The legislative attention came one year after the Tennessee Black Voter Project collected over 90,000 voter registration applications. “There is always a backlash to our efforts to claim progress, and to have any sort of semblance of equality,” said Charlane Oliver, a nonprofit executive who was a key figure in the registration drive.
William DeShazer for The Washington Post via Getty Images
Oliver, a Democrat, was elected to the state Senate in 2022. This year, she watched the introduction of new legislation restricting such drives. Several of the provisions echo Florida’s recent laws, including requiring groups to provide a receipt, establishing fines and barring people with certain felonies from doing the work.
In a statement to Public Integrity and NPR, Tennessee Rep. Tim Rudd, the bill’s sponsor, said he drew inspiration from Florida. He thought Florida’s $50,000 fine for people with certain felonies doing voter registration work was high, though, and proposed a $5,000 one.

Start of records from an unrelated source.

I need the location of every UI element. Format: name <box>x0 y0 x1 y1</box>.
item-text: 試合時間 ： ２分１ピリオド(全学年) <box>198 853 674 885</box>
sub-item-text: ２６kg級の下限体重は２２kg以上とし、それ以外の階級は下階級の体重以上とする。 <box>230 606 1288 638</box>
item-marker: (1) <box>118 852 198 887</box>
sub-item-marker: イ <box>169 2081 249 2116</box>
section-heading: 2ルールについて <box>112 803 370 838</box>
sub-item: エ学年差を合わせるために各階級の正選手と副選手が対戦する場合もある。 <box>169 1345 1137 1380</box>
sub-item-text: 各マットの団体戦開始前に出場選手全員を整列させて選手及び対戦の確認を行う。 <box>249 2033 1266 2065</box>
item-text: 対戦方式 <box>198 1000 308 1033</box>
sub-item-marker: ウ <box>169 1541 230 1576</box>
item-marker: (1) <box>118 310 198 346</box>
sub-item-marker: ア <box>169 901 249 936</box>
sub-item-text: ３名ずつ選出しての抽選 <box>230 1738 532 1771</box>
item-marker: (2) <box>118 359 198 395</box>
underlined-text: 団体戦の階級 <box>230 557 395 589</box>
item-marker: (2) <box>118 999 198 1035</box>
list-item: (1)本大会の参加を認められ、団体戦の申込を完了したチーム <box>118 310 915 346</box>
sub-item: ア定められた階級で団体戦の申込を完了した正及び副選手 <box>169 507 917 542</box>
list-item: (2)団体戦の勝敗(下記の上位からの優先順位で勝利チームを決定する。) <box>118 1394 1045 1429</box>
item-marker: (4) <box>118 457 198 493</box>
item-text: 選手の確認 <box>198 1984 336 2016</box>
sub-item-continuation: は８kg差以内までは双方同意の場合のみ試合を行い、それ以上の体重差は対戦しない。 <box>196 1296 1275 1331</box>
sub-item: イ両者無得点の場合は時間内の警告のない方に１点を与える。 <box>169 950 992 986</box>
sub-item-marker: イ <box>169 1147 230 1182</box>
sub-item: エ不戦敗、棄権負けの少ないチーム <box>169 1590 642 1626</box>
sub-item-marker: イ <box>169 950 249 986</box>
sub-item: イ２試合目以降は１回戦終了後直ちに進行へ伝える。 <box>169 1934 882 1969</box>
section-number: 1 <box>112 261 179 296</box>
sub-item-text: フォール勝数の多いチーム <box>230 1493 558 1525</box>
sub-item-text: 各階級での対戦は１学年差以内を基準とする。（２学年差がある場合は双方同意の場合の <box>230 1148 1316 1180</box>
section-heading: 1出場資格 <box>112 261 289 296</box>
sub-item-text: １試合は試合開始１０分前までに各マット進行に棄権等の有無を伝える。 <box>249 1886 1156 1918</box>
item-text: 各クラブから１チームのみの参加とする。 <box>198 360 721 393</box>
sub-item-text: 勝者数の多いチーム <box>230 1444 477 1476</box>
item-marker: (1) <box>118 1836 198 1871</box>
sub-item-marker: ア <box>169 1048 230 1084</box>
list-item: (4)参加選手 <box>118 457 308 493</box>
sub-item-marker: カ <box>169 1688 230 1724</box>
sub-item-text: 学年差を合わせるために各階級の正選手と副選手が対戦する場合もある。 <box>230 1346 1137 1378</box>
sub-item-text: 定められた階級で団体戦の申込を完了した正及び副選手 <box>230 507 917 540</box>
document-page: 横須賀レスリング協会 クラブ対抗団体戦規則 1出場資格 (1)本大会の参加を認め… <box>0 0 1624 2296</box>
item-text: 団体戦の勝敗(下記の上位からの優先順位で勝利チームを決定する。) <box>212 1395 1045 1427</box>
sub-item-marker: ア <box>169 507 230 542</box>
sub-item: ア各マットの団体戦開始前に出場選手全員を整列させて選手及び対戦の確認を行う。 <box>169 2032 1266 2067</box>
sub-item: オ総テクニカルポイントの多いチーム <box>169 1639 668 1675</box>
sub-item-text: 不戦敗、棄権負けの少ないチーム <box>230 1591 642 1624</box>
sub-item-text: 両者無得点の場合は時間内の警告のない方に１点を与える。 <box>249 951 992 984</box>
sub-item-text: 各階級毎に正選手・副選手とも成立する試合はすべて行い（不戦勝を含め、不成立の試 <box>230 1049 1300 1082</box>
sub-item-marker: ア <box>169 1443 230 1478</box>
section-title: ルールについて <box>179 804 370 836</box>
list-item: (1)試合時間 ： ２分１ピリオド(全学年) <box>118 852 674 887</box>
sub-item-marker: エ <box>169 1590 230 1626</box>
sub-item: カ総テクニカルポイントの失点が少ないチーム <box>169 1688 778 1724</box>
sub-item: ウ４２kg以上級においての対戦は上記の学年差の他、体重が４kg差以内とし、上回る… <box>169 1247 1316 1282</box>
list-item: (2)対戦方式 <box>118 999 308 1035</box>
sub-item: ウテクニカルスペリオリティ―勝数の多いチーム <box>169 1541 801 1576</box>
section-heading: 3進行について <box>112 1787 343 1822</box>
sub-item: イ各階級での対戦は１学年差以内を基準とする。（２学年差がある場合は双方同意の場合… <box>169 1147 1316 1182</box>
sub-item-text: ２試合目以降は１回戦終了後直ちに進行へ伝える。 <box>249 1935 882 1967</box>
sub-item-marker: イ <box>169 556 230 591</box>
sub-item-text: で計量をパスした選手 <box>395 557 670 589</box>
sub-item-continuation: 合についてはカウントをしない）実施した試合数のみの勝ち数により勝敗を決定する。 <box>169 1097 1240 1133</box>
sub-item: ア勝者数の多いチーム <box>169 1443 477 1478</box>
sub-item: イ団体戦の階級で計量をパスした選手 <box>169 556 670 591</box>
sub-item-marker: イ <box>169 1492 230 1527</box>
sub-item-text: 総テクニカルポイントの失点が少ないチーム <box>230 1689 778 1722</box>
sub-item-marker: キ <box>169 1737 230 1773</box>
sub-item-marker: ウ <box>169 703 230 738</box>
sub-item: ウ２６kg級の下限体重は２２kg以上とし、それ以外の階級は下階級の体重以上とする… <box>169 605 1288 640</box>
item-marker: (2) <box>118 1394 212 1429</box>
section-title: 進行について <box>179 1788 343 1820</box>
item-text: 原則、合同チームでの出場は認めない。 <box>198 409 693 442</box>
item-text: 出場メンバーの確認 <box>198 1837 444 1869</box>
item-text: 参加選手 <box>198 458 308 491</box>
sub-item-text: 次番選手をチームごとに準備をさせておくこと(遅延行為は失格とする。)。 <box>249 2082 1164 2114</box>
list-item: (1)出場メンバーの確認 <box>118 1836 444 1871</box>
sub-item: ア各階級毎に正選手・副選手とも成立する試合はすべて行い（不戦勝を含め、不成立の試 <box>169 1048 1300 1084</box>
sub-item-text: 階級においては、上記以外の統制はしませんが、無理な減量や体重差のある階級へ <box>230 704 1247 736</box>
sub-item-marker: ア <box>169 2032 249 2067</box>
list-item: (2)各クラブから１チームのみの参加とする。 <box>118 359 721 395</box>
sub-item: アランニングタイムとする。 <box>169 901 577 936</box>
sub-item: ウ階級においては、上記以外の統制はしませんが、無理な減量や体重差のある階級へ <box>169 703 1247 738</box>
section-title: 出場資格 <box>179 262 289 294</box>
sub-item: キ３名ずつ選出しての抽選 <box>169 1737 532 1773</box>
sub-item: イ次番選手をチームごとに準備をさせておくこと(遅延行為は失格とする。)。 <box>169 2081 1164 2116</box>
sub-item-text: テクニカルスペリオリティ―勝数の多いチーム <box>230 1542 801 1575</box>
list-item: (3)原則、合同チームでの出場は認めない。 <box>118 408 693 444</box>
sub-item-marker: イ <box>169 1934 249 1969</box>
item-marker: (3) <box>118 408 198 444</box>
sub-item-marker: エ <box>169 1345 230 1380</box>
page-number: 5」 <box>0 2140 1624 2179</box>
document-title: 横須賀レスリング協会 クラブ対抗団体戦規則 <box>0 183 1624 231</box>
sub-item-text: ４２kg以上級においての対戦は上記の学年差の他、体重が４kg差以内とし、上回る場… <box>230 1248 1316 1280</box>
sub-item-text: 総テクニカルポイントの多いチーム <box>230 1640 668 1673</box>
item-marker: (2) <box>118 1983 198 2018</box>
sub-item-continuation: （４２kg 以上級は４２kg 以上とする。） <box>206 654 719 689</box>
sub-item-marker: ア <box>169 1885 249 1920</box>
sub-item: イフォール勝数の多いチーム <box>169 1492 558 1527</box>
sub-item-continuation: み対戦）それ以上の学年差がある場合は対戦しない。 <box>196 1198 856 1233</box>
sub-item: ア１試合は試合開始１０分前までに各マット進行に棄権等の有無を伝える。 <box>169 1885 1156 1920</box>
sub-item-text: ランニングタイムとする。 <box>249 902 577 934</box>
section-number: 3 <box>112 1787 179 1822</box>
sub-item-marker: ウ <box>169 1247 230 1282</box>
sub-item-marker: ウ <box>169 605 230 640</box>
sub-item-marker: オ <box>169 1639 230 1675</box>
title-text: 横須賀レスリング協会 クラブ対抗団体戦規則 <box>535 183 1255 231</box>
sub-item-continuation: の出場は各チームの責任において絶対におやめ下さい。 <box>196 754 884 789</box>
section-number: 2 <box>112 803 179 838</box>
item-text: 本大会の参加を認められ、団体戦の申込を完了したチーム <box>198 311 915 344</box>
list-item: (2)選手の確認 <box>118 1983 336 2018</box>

Rudd, a Republican, rejected the argument that Oliver and others have made that legislation restricting voter registration drives harms Black voters. He said the bill “has nothing to do with race, but everything to do with protecting Tennesseans from voter registration fraud and elder abuse via reasonable limited guidelines and restrictions. Those opposed to this legislation must not want accountability, plain and simple.” The measure was signed into law by Tennessee Gov. Bill Lee earlier this month.
At least seven states besides Tennessee have considered legislation this year to ban or restrict voter registration drives: Arizona, Florida, Indiana, Kansas, Louisiana, New York and West Virginia.
“It is a really disturbing trend that these types of bills are circulating nationally,” said Saumya Sarin, a volunteer with Idaho’s BABE VOTE.
Bills in three of those states remain active and could become law, according to the Voting Rights Lab.
Advocates say drives reach many groups beyond Black, Latino and young adults who face barriers to voting. “Voter registration drives are really important across Indian Country,” said Jacqueline De León of the Native American Rights Fund. “Too many Native Americans simply are never asked the question, ‘Would you like to register to vote?'”
Registering online is not a viable option for some Americans. “A lot of our rural communities don’t even have broadband access. So how are they going to get registered to vote online?” said Tennessee’s Oliver.
Small shifts in voter registration could play a key role in what polls show is an exceedingly close presidential election. And the makeup of the electorate is poised to affect the down-ballot races that will determine who serves as governor, mayor, state supreme court justice and more in communities across the nation. In Florida, ballot measures on marijuana and abortion access could come down to small margins.
Not everyone who registers will vote. But anyone who doesn’t register can’t vote.
Voter registration drives “raise awareness,” said Scott, the supervisor of elections for Broward County’s 1.9 million residents. “They’ll be there, they’ll set up a table, and they’ll do their voter registration drive there, for folks who maybe aren’t being exposed to this idea that you need to get registered to vote.”